Le Phormium Tenax ou Chanvre de Nouvelle-Zélande

Le Phormium Tenax ou Chanvre de Nouvelle-Zélande

A plusieurs reprises depuis quelques mois, des renseignements sur le phormium tenax et des échantillons de cette fibre ayant été demandés au Consulat, il m’a paru utile de résumer en une note certaines informations susceptibles d’intéresser nos commerçants.

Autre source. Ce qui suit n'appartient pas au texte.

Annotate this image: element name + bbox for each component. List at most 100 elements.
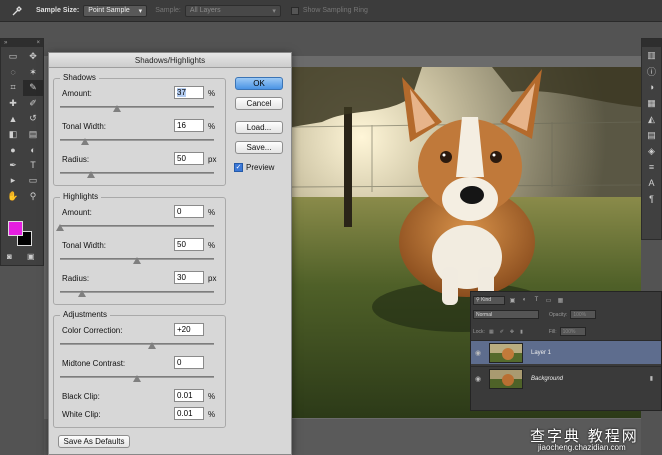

Le phormium tenax ou chanvre de Nouvelle-Zélande (New Zealand Hemp) croît un peu partout dans la colonie, mais pousse particulièrement bien dans certains terrains marécageux, pas trop mouillés cependant; il donne les plus beaux plants dans les marais où a été pratiqué un bon drainage. Entretenir les terrains où il croît dans un état constant d’humidité, tout en évitant l’abondance d’eau, c’est l’essentiel pour obtenir des coupes abondantes et une repousse régulière. Là se bornent tous les soins à donner à cette fibre, car, à la différence de la manille avec laquelle elle offre par ailleurs une grande analogie, la culture semble l’atrophier, et tous les essais tentés dans cet ordre d’idées n’ont jamais donné des plants aussi vigoureux et fournis qu’à l’état sauvage.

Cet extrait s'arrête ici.